Bruce Hepburn, chief executive of expert insurance buyer Mactavish, said: “The scale of the issue facing insurers and their customers should not be underestimated.
”When you buy an insurance product you expect to be protected from loss, not exposed to further costs”
”The number of lawsuits filed against insurers should not be subject to never-ending inflation as there is little or no evidence that the underlying number of insurance claims is going up.

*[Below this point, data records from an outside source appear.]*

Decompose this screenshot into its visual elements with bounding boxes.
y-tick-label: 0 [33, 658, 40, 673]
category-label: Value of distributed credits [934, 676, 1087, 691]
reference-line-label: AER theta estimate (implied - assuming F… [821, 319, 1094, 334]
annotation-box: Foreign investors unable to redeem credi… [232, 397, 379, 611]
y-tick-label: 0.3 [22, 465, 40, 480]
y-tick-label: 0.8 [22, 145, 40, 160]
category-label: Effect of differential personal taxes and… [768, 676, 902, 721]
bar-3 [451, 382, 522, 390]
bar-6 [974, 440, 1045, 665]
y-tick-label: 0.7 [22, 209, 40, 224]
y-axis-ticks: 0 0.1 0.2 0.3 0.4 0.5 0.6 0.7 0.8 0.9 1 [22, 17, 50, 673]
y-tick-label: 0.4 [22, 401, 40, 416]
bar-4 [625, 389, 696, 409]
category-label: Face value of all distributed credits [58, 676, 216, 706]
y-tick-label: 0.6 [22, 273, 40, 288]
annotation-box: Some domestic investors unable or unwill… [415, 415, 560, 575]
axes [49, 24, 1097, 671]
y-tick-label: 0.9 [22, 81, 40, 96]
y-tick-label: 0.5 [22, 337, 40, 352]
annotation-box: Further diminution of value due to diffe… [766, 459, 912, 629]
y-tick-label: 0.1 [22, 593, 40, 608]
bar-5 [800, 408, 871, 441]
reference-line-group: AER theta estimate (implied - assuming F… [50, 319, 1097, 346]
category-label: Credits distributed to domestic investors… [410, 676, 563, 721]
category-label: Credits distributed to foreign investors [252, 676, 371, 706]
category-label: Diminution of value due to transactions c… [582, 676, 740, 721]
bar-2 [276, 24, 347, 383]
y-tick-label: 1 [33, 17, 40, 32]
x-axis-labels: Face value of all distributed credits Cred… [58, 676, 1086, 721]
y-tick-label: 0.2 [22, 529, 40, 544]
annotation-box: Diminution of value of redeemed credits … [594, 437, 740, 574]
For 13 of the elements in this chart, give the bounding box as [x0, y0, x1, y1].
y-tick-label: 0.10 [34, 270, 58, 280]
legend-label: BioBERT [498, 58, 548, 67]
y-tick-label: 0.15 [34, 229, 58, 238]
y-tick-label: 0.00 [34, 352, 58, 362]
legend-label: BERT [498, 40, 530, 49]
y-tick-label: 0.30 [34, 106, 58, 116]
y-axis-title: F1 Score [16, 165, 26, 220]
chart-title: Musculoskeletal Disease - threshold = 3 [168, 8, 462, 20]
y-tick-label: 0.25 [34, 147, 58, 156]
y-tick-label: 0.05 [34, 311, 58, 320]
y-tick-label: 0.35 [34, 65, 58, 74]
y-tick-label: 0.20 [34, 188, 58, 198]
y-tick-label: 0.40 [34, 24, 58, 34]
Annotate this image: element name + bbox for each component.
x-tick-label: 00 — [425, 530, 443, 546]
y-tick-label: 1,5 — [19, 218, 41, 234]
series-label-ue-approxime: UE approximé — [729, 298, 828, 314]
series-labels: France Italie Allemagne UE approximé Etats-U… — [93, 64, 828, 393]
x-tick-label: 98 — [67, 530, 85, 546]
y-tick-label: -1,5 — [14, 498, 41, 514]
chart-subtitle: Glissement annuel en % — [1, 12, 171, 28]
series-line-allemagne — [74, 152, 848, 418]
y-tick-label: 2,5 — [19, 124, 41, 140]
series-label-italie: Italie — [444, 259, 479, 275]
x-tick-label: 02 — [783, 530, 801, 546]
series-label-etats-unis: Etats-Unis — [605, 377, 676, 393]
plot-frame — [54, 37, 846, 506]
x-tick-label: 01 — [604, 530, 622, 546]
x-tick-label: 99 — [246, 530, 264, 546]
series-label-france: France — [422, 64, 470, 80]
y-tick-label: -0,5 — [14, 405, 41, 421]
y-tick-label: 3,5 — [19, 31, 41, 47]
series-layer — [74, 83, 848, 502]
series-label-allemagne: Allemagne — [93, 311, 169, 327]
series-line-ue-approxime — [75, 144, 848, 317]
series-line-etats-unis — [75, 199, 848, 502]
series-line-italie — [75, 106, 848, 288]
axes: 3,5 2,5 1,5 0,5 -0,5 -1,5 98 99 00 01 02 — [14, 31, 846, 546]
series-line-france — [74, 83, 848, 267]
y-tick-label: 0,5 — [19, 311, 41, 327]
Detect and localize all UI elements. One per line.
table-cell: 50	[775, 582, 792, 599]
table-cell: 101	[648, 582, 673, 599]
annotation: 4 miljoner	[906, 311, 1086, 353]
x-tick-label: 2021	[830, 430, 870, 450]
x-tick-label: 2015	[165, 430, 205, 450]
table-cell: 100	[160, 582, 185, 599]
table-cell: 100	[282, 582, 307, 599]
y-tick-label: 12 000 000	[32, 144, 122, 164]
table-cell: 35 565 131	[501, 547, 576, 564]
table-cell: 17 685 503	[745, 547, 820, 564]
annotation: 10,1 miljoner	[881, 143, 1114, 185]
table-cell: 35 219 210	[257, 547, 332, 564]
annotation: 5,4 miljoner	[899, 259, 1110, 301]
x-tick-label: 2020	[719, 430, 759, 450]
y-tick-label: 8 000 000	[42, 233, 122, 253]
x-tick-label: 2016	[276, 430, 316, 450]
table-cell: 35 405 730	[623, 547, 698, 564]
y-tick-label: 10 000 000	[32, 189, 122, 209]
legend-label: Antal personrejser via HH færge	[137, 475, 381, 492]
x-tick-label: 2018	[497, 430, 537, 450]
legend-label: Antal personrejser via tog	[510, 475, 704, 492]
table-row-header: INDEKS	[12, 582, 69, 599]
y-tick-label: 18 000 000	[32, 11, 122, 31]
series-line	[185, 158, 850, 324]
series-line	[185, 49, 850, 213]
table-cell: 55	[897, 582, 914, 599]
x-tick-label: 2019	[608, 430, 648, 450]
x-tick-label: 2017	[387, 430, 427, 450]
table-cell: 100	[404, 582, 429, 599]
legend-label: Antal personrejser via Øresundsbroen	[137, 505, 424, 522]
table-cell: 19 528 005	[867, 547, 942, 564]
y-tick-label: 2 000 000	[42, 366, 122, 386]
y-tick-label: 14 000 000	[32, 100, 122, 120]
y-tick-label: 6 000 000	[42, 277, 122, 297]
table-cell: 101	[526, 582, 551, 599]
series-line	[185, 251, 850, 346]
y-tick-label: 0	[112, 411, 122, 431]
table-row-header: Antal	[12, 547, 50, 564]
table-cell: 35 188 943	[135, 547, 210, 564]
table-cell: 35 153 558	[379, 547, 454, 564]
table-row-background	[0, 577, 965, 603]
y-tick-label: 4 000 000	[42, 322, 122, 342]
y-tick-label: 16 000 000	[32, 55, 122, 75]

“Many of these disputes should simply not be going to court. When you buy an insurance product you expect to be protected from loss, not exposed to further costs and delay as you seek to be reimbursed. The process of making an insurance claim should be consensual, not adversarial.”
How can risk managers reduce the risk of unpaid claims?
Before 2019 the number of commercial insurance claims that ended up being litigated each year was relatively stable, hovering around 30 legal claims each year.
However, since then the index has seen a dramatic increase in litigation, with the number of cases filed going up year on year to the present number of 82, a deeply worrying trend.
Hepburn said: “What the market needs to see is a dramatic fall in our Index, to the numbers we were recording pre-2019.
”It should be seen as a clear warning to companies that buying insurance “off the shelf” doesn’t work”
“While the index remains elevated, or worse continuing to rise, there is only one conclusion to draw. Insurers are prioritising their own interests over those of their clients, rebuilding their balance sheets to the detriment of customers who are being forced to seek declarations from court in order to get paid out on claims.“
”The data produced by our claims index is really worrying. It should be seen as a clear warning to companies that buying insurance “off the shelf” doesn’t work, particularly where insurers are being aggressive over their interpretation of policy wordings and rejecting more and more claims.”